街のポテンシャルが拮抗していることでライバルとなっている場合もあれば、同じエリアや沿線で覇権を争っていることもある。歴史や街の成り立ちが似ていることからライバル駅になったケースもあるだろう

 これらのライバルの駅同士がしのぎを削ることで、街が発展していく、と小川氏は分析する。それでは、対決の一部を見てみよう。

■渋谷駅×池袋駅 若者に人気の最強副都心対決

 日本屈指のターミナル駅、渋谷駅と池袋駅は、どちらも若者パワーで発展してきたという共通点があるライバル駅。この項では、渋谷が関東大震災以降も開発が進まず「東京の片田舎」というイメージが強かった時代から、東京急行電鉄の五島慶太が破竹の勢いで発展させた経緯。そして、90年代を代表する若者文化「渋谷系」の大流行など、鉄道と街の歴史をひもといている。

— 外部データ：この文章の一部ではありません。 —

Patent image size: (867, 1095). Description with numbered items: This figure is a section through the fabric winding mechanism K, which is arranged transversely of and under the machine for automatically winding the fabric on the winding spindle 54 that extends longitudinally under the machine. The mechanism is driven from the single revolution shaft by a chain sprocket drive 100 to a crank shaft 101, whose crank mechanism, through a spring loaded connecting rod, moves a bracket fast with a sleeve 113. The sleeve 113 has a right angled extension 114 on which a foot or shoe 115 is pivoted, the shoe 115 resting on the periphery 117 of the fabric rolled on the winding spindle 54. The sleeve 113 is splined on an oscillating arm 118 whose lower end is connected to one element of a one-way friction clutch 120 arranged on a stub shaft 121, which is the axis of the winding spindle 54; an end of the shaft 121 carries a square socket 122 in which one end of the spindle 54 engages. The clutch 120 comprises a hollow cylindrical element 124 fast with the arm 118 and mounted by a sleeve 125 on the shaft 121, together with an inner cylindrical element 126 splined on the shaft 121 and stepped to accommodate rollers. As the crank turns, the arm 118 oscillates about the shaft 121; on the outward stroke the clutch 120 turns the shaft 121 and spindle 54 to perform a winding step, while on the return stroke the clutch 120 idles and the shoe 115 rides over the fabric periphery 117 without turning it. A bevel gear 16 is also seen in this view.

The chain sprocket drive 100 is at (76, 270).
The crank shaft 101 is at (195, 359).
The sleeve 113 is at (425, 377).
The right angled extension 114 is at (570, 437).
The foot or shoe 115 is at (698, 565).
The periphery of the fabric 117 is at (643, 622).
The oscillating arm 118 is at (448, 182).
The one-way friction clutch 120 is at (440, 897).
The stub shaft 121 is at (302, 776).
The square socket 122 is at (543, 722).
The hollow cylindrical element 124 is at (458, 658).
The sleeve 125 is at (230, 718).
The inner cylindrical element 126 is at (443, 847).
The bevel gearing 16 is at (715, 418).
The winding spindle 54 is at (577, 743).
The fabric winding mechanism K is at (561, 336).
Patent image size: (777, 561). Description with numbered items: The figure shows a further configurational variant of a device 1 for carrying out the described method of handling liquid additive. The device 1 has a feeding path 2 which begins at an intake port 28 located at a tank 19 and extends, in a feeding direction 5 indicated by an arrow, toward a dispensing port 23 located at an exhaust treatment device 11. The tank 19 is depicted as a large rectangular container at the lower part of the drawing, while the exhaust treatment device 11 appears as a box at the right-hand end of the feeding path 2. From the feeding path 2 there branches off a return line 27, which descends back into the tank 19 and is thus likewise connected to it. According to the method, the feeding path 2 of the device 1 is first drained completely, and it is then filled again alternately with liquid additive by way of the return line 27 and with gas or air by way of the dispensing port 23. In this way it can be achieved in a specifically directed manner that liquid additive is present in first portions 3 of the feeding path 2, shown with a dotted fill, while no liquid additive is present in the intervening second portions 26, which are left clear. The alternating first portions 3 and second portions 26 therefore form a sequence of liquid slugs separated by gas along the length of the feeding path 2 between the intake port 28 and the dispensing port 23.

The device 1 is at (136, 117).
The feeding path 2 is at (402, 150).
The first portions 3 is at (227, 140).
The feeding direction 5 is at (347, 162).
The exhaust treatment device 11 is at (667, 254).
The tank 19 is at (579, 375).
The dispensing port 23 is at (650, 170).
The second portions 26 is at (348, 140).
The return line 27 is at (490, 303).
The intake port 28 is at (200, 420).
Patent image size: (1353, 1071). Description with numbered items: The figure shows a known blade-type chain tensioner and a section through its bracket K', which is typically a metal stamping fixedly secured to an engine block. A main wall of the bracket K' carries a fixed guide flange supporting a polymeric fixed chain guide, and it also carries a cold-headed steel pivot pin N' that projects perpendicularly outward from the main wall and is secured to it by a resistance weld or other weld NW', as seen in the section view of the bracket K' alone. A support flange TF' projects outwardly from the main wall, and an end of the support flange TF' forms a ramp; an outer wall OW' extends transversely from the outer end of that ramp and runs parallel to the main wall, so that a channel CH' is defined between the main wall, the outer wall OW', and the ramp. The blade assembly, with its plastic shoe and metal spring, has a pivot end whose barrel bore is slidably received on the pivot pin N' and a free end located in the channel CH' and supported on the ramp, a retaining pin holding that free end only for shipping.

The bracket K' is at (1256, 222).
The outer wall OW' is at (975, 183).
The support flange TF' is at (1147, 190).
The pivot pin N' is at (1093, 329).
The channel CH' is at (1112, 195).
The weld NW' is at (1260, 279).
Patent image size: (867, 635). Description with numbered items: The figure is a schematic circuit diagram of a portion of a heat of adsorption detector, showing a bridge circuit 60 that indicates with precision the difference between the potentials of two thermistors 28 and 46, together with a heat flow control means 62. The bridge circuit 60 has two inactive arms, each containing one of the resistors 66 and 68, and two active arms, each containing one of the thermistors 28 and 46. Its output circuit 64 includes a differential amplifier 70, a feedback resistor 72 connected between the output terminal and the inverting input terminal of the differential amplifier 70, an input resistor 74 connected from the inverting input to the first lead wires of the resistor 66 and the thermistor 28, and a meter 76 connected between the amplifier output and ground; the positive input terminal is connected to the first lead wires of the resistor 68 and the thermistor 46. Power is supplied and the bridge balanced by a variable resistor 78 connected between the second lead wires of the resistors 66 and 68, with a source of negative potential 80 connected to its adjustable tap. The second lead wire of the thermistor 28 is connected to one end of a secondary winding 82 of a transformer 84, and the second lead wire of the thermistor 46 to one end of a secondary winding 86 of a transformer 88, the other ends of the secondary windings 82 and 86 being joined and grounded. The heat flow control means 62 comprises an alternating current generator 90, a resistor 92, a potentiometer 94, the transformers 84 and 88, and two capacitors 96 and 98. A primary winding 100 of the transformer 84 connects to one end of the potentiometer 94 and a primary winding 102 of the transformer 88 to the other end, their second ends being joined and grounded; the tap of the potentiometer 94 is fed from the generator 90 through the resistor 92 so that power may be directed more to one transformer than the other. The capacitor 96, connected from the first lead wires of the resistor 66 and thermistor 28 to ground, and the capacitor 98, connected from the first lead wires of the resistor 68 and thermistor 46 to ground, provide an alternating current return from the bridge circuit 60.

 一方の池袋駅は、ターミナル駅を構える西武池袋線と東武東上線の両線が、戦前に「都内の民家から排出される日々の糞尿を肥料として運搬する列車」を運行していた。そのため、片田舎の渋谷同様、垢抜けない駅だったという。そんな池袋を一変させたのが1978年に開業した「サンシャイン60」。開業当初は集客に苦戦していたが、1984年に「東急ハンズ」がオープンしたこともあり、一気に若者の人気スポットに変貌した、という歴史がある。

 渋谷駅と池袋駅は、その歴史と発展に共通点が多くあり、図らずも切磋琢磨しながら成長を続けているのだ。

 両駅の勝敗については言及されていないが、同書に綴られた駅の歴史と特徴を知れば、知見を広げるきっかけになるはず。

 また、別の章ではこれから“伸びる駅”を見極める方法や、大阪、名古屋、福岡などの大都市ライバル駅対決など、バラエティ豊かなテーマが並ぶ。『ライバル駅格差』を手に、普段何気なく使っている駅とその周辺を探索してみると、新たな発見があるかもしれない。